La scorsa settimana il Parco Nazionale della Majella ha ospitato un interessante laboratorio di governance agro-alimentare corredato dalla discussione e analisi congiunte delle problematiche che investono il settore. Oltre a ciò, l’iniziativa è stata occasione per fare pensiero comune rispetto al futuro dell’agricoltura e della zootecnia del Parco stesso, ed è stata caratterizzata dalla partecipazione del CREA (Consiglio Nazionale per la Ricerca in Agricoltura e Economia Agraria) e Rete Rurale Nazionale 2014, con la collaborazione di Legambiente, della Regione Abruzzo, Assessorato Agricoltura, Caccia e pesca, Parchi e riserve naturali, delle DMC e i GAL del territorio della Majella, CIA Abruzzo, Coldiretti Abruzzo e, in via sperimentale e preliminare, insieme ad alcuni rappresentanti degli agricoltori custodi aderenti al Progetto Coltiviamo la Biodiversità e degli allevatori aderenti al Progetto Qualità per la zootecnia.
“Tra i parchi nazionali italiani – spiega il Direttore del Parco Luciano Di Martino – è certamente uno di quelli che si sono maggiormente dedicati, soprattutto negli ultimi anni, alla valorizzazione delle attività agricole e zootecniche tradizionali e sostenibili.
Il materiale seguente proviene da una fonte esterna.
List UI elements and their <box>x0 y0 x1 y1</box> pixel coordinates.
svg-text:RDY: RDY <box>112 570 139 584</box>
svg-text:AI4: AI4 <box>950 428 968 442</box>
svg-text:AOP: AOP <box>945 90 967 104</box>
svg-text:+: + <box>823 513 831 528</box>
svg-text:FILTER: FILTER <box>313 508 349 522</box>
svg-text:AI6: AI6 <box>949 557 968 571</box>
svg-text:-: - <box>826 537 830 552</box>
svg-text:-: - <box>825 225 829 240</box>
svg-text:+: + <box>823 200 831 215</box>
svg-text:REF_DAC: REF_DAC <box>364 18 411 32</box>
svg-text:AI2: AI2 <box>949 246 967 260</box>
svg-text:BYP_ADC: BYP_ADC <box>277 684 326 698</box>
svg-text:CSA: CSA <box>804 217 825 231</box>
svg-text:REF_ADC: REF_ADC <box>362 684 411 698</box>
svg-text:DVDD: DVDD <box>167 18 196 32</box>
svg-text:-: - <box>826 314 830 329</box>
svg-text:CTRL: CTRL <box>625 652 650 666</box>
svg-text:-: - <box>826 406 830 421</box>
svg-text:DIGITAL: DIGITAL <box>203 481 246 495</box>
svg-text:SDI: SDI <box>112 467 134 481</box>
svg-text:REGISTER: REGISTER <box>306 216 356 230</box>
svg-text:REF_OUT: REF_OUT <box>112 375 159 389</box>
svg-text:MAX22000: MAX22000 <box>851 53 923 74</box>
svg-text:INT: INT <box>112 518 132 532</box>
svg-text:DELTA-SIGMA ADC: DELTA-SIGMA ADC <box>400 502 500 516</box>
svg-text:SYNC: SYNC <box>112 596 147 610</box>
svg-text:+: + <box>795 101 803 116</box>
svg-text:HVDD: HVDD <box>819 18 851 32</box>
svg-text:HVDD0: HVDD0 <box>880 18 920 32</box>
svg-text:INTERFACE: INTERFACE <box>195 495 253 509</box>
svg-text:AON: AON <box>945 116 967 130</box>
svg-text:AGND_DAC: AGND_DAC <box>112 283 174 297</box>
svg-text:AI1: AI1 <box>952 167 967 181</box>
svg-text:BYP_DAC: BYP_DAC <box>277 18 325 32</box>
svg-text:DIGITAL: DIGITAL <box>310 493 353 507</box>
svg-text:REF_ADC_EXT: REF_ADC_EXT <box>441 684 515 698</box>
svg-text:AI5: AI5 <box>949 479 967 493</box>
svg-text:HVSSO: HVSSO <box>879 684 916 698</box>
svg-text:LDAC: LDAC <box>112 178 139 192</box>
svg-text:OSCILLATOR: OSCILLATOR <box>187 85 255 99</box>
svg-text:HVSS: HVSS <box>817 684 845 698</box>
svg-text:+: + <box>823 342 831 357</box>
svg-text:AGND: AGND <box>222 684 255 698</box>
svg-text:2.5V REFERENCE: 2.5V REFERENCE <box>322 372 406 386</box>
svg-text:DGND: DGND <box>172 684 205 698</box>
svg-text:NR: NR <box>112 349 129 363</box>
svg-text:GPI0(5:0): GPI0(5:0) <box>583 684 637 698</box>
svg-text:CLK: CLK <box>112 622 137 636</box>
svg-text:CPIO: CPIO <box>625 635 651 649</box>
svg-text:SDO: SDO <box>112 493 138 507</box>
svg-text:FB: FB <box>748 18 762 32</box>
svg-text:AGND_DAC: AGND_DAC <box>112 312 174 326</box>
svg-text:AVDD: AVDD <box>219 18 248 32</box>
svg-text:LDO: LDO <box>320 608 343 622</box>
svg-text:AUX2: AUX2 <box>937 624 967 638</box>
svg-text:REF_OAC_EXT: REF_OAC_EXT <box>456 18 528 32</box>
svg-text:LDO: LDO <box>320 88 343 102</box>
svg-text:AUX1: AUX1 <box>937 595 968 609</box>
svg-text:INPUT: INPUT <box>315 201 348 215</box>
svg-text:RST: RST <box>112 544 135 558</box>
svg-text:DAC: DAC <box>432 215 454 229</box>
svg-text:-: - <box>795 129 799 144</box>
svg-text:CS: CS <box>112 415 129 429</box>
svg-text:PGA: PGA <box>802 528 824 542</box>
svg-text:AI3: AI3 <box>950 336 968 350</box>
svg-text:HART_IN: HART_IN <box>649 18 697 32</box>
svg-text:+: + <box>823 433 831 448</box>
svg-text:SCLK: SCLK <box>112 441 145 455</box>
Dal progetto “Coltiviamo la Diversità” al “Progetto Qualità per la zootecnia”, dalle misure di prevenzione dei danni da predatori al programma di restituzione della pecora predata dal lupo, queste iniziative hanno consolidato una rete di collaborazione fattiva tra ente e imprenditori agricoli del Parco. Per questo è stato scelto quale sede di un laboratorio di questo tipo che ha visto interlocutori territoriali e istituzionali, tutti ben consapevoli delle grandi difficoltà che incontra il settore, soprattutto nelle cosiddette “aree marginali”.
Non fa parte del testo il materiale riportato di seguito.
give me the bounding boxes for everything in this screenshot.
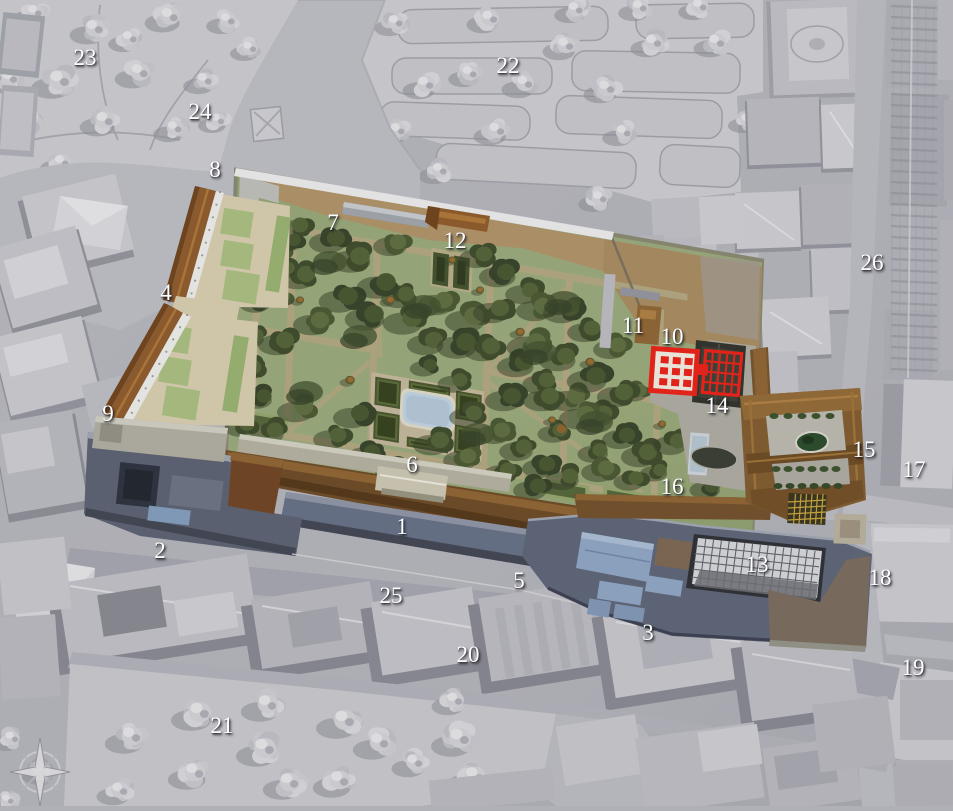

“In realtà, nel futuro della programmazione agricola, queste aree marginali non lo saranno affatto – continua Di Martino – Anzi, le aziende agro-zootecniche nelle aree protette saranno le uniche ad essere candidate a sviluppare nuovi modelli di qualità delle produzioni e di sostenibilità ambientale e, se possibile, ad essere anche sostenute economicamente per fare questo. Certo sono poche le aziende agricole rimaste, i costi di produzione, l’enorme peso della burocrazia (anche quella degli stessi parchi), la scarsa competitività con le grandi aziende intensive, il mancato riconoscimento della diversità e del valore del prodotto di qualità, i danni da fauna selvatica, troppo spesso hanno determinato l’indebolimento di molte aziende, ormai chiuse o in procinto di chiudere. Ma quelle rimaste, e soprattutto quelle dei giovani che stanno di nuovo credendo ad una possibilità di lavoro dignitoso, per quanto faticoso, ma ricco di soddisfazioni ed opportunità, hanno piena consapevolezza del significato e del valore aggiunto che comporta il fare agricoltura e allevamento nel Parco. Gli agricoltori si sentono custodi di un territorio, rappresentanti di un modo di coltivare ed allevare con requisiti di qualità altrove introvabili e, soprattutto, sono ora ben consapevoli che la prossima programmazione comunitaria (2021-2027) potrebbe essere dalla loro parte, se le istituzioni sono disposte ad ascoltare, comprendere, analizzare e riscrivere in modo partecipato quello che serve”.
“Il Parco Nazionale della Majella – conclude il Direttore – in questo potrà essere interlocutore privilegiato e facilitatore istituzionale, nella piena consapevolezza che, in questo caso, la valorizzazione delle capacità produttive delle aziende del parco possa coincidere pienamente con quelle modalità di gestione delle coltivazioni e degli allevamenti che garantiscono la tutela della biodiversità e, dunque, anche il pieno raggiungimento delle finalità istitutive dell’Ente Parco”.